JEZUS jest człowiekiem, ukazujemy Go więc w perspektywie Jego pragnień. W tych trzech obrazach próbujemy najpierw dostrzec czysto ludzkie pragnienia fizyczno-duchowe (nawiązując do spotkania wczorajszego). Następnie próbujemy w nich dostrzec pragnienia BOGA. Bóg pragnie człowieka.
- J 4,7 (Samarytanka)
- Łk 22,15 (wieczerza)
- J 19,28 (śmierć na krzyżu)
Do refleksji i ew. zastosowania w rozmowie:
Pragnę to znacznie głębsze słowo, niż gdyby Jezus powiedział po prostu: Kocham was. Dopóki nie będziecie wiedzieli, i to w bardzo osobisty sposób, że Jezus Was pragnie, nie będziecie w stanie poznać tego, kim chce On dla Was być; ani tego, kim chce, abyście Wy byli dla Niego”
—św. Matka Teresa z Kalkuty
Bóg jest Osobą! - czyli zastosowanie¶
Bóg bardzo konkretnie okazuje swoje uczucia, swoją tęsknotę za człowiekiem, ma bardzo konkretne pragnienie (pragnie mnie), stał się konkretnym człowiekiem, Jezusem, Emmanuelem. Często nie korzystamy z tej prawdy, że nasz Bóg jest Bogiem z nami i czynimy z Niego Boga zamkniętego w pustym raju, odgrodzonego błyszczącymi mieczami cherubów. Zapominamy o Jego RELANEJ OBECNOŚCI między swoim ludem. Traktujemy Go BEZOSOBOWO, jak siłę, energię. Dlatego:
- Wychodzimy więc z propozycją uczynienia krótkiego RACHUNKU SUMIENIA, z tego, czy w swoim życiu staram się traktować Boga jak partnera, czy jestem świadomy Jego BARDZO KONKRETNEJ OSOBOWOŚCI. Co mogę zmienić w tej sprawie?
- Ułatwić ma nam to list pisany do osoby, za którą tęsknię. Na koniec spotkania namawiamy wszystkich by wykreślili imię osoby, do której go adresowali i wpisali swoje własne, a w miejscu podpisu wpisali: BÓG i w ten sposób przeczytali go sobie na modlitwie.
- Niech każdy pomyśli w chwili ciszy nad jednym pragnieniem, które wydaje się w jego życiu takie „świeckie” a zauważył, że może go ono prowadzić poza doczesność. Za chwilę w czasie modlitwy końcowej każdy z nas podziękuje wprost Bogu za tą rzecz (może wytłumaczyć dlaczego akurat za tą).

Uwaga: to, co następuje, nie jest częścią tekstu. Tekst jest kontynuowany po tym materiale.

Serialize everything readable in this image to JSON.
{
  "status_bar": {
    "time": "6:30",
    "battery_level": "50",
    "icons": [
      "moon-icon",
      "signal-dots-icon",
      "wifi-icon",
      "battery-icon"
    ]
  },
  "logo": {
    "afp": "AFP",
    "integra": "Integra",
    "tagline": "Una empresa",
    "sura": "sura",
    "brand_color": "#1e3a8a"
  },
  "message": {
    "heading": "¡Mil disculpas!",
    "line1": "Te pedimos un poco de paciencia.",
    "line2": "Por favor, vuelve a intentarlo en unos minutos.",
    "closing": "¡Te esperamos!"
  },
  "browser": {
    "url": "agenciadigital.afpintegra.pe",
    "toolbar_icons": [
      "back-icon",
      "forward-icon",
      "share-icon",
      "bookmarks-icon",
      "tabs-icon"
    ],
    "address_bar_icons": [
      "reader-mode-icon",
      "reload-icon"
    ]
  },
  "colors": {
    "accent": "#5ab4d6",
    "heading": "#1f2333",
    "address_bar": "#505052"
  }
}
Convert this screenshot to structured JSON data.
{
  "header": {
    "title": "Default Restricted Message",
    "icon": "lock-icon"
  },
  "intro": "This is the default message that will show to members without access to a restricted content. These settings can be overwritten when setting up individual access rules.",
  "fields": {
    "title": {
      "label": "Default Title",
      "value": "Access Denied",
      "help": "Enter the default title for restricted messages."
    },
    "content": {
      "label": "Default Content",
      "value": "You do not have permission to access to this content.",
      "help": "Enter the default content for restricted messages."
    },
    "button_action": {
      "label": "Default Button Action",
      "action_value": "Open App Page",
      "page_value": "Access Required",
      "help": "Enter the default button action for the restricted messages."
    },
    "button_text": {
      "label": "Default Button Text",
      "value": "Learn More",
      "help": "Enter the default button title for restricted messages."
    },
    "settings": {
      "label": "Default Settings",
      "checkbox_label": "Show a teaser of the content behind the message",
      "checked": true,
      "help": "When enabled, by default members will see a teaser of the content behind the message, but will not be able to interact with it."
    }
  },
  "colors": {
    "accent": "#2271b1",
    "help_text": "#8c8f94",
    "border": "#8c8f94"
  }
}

Podzielimy się w taki sposób bardzo konkretnie owocami nocnej adoracji. Jeżeli ktoś „nie widzi niczego” lub nie chce mówić na forum niech po prostu powie Bogu „dziękuję” - na pewno jest za co.
Przykład (raczej dla animatora niż dla uczestników, aby nie przestraszyć :D): „Panie Boże, dziękuję Ci z całego serca za to, że wlewasz w moje serce pragnienie bycia cenioną, podziwianą i szanowaną, ponieważ pozwalasz mi przez to dostrzec, że jestem Twoim dziełem, godnym szacunku i uwagi, że jestem KIMŚ a nie nikim, oraz pozwala mi ufać, że Ty tak właśnie na mnie patrzysz - z uwagą i miłosnym podziwem.”